O consumo global de petróleo "cresceu fortemente", de acordo com a análise da BP, chegando a 1,6% ou 1,6 milhões de barris por dia (bdp), acima do valor médio dos últimos 10 anos pelo segundo ano consecutivo. Destaca-se o aumento da procura na Índia e na Europa, ambos na ordem dos 0,3 milhões de bpd. Na China mantém-se o crescimento da procura, com um aumento de 0,4 milhões de bdp, ainda que abaixo do registado nos dois últimos anos.

O valor médio do dated Brent rondou os 44 dólares por barril em 2016, abaixo dos 52 dólares de 2015 - foi o valor médio anual mais baixo desde 2004. Os preços baixos tiveram impacto no crescimento global da produção de petróleo, que aumentou apenas 0,5%, também o valor mais baixo, mas desde 2009.

A produção da Organização dos Países Exportadores de Petróleo (OPEP) cresceu 1,2 milhões de bdp, com evoluções significativas no Irão, no Iraque e na Arábia Saudita. Em contrapartida, a produção de petróleo fora da OPEP caiu cerca de 0,8 milhões de bdp, a maior queda anual desde há 25 anos, diz a BP. As maiores quebras ao nível da produção registaram-se nos Estados Unidos da América, na China e na Nigéria.

Gás Natural

O consumo de gás natural cresceu cerca de 1,5% em 2016, "uma evolução mais lenta do que a média de 2,3% dos últimos 10 anos". Ainda assim, registaram-se aumentos significativos na Europa (6%), no Médio Oriente (3,5%) e na China (7,7%). A produção de gás natural cresceu apenas 0,3% - o mais fraco crescimento dos últimos 34 anos, se excluído o período da crise financeira.

As importações e exportações globais de Gás Natural Liquefeito (GNL) cresceram cerca de 6,2%, impulsionadas pelo aumento da produção na Austrália, onde começaram a operar novas instalações. É ainda expectável, de acordo com a BP, que a produção de GNL "cresça cerca de 30% nos próximos três anos à medida que comecem a ser implementados novos projetos nesta área".

Carvão

O consumo de carvão caiu pelo segundo ano consecutivo, com um declínio de 1,7%, equivalente a 53 milhões de toneladas de petróleo. Este decréscimo fez com que a quota de produção do carvão, ao nível da energia primária, se situasse nos 28,1%, a mais baixa desde 2004.

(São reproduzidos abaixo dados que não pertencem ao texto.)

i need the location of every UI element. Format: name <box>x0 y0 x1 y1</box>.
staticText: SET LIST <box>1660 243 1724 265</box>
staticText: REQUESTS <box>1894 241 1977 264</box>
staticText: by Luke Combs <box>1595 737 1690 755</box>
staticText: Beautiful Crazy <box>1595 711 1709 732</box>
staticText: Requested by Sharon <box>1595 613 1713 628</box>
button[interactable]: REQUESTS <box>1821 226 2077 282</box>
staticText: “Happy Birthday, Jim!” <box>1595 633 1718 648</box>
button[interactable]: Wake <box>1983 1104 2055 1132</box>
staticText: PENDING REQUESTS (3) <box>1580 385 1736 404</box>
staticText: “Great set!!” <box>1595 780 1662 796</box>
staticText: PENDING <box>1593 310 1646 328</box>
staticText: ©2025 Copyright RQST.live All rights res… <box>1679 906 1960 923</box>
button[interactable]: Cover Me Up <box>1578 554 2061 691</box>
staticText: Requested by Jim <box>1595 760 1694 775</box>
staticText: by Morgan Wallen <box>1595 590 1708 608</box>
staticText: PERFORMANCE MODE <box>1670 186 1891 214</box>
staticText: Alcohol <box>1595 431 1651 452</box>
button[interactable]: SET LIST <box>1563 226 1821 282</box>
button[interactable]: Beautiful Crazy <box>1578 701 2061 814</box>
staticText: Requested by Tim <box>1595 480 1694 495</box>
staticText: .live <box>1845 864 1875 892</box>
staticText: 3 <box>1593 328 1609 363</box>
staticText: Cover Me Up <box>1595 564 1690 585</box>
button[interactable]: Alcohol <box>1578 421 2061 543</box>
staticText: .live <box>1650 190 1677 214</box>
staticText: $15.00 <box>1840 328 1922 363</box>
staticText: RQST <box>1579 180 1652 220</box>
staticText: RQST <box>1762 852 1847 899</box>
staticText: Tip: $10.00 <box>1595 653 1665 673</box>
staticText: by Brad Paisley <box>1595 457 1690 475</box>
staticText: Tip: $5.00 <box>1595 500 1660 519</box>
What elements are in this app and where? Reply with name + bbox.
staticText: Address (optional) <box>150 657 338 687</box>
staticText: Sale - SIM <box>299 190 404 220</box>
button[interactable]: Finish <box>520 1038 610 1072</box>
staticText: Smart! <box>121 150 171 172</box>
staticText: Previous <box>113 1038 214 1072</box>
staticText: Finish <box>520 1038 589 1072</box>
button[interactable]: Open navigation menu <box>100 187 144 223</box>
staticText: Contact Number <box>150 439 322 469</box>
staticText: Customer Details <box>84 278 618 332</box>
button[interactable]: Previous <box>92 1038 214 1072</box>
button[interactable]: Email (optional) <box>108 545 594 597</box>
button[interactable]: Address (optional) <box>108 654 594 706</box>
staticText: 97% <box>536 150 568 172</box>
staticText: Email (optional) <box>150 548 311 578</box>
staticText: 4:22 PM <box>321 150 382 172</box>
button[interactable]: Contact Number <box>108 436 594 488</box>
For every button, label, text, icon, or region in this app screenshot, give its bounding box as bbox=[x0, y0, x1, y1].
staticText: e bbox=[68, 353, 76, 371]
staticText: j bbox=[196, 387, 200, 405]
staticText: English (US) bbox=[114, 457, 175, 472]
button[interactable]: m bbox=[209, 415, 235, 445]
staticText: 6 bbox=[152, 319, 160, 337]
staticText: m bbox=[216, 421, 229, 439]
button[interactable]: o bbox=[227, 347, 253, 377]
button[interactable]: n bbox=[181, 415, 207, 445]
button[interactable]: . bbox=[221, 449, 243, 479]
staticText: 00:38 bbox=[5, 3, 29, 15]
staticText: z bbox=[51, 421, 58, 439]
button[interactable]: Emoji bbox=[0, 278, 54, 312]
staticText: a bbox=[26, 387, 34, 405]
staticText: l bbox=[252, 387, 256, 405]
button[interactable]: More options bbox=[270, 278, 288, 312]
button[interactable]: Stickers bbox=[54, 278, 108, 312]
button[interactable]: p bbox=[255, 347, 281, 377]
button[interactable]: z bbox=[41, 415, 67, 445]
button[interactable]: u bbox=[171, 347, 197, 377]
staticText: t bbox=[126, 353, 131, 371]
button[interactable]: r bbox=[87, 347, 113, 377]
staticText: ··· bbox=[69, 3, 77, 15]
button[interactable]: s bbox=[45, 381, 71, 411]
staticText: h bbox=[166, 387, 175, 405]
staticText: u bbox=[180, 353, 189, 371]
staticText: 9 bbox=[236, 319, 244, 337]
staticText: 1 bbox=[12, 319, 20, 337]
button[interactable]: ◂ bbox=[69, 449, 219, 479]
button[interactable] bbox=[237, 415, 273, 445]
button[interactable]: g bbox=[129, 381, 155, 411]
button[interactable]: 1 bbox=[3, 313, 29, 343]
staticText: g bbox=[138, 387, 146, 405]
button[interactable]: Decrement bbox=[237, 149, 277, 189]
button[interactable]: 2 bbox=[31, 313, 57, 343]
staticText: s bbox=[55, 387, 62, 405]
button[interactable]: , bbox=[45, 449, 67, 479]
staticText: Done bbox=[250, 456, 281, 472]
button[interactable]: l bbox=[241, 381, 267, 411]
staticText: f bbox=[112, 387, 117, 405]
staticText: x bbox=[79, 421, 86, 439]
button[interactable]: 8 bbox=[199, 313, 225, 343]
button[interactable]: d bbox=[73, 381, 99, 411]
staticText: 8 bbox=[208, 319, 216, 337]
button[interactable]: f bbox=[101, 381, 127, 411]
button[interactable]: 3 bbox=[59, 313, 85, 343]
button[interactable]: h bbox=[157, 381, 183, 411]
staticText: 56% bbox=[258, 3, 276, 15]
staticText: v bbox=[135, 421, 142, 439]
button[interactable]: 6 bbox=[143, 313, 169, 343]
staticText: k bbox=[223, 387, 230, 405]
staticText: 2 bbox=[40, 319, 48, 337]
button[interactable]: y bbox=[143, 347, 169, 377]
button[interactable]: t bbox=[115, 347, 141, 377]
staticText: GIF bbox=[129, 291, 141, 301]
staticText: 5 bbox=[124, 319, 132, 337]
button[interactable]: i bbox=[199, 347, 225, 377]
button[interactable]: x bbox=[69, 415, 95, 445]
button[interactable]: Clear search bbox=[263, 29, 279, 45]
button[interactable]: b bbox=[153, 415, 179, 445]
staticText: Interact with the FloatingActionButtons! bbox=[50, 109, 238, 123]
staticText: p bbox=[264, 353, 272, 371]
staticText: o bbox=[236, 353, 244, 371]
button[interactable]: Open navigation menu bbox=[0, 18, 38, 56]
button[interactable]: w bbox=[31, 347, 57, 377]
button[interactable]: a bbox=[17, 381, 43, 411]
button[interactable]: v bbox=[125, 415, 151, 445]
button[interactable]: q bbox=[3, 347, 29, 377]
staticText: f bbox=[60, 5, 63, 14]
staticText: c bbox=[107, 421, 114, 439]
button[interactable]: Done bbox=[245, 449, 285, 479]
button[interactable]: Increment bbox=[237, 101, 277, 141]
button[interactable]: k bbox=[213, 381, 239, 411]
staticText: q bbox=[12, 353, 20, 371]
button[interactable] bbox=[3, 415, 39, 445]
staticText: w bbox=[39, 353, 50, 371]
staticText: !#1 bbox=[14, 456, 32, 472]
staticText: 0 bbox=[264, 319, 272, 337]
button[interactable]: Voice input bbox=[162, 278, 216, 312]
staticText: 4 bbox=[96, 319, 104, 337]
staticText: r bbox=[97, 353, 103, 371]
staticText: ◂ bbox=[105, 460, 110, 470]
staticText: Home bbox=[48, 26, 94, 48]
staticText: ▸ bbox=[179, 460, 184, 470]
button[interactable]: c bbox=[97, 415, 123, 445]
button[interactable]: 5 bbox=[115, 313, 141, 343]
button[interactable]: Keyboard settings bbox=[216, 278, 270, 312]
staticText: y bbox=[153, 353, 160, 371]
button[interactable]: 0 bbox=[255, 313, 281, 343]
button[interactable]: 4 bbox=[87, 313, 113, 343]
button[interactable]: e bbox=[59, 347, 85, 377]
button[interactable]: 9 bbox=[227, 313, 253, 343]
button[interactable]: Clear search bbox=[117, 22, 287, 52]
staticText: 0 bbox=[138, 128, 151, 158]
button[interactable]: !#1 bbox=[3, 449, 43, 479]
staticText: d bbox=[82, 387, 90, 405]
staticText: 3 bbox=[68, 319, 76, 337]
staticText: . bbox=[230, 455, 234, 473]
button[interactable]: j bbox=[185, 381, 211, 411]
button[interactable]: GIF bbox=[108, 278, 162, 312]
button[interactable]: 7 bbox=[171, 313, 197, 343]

O declínio no consumo ficou a dever-se, principalmente, às reduções registadas nos Estados Unidos e na China. No Reino Unido, o consumo de carvão diminuiu para mais de metade (52,5%) para níveis "só vistos no início da Revolução Industrial, há cerca de 200 anos" - o setor energético britânico registou o primeiro dia "sem carvão" no mês de abril.

A produção mundial de carvão desceu 6,2%, o equivalente a 231 milhões de toneladas, a maior quebra anual de que há registo.

Energias Renováveis

As energias renováveis continuam a ser a fonte de energia a registar o maior crescimento. Excluindo a energia hidroelétrica, o crescimento das renováveis foi de 12% - e mais de metade deve-se à energia eólica, que cresceu 16% durante o ano. A energia solar cresceu 30% e apesar de representar apenas 18% da oferta das energias renováveis, representa um terço do crescimento global das energias renováveis.

Apesar da evolução positiva, o aumento ficou abaixo da média de crescimento dos últimos 10 anos, de 15,7%. E as energias renováveis ainda representam apenas 4% da energia global primária.

Em 2016, a China tornou-se o maior produtor único a nível mundial, destronando os Estados Unidos. A região da Ásia-Pacífico ocupou a posição da Europa e da Eurásia, tornando-se a maior região do mundo a produzir de energias renováveis.

Outros Combustíveis

A produção da energia nuclear cresceu 1,3%. O crescimento anual de 24,5% na oferta nuclear chinesa foi responsável por todo o crescimento líquido na energia nuclear, justifica a BP. A produção de energia hidroelétrica também evoluiu positivamente em 2016, com um incremento de 2,8%.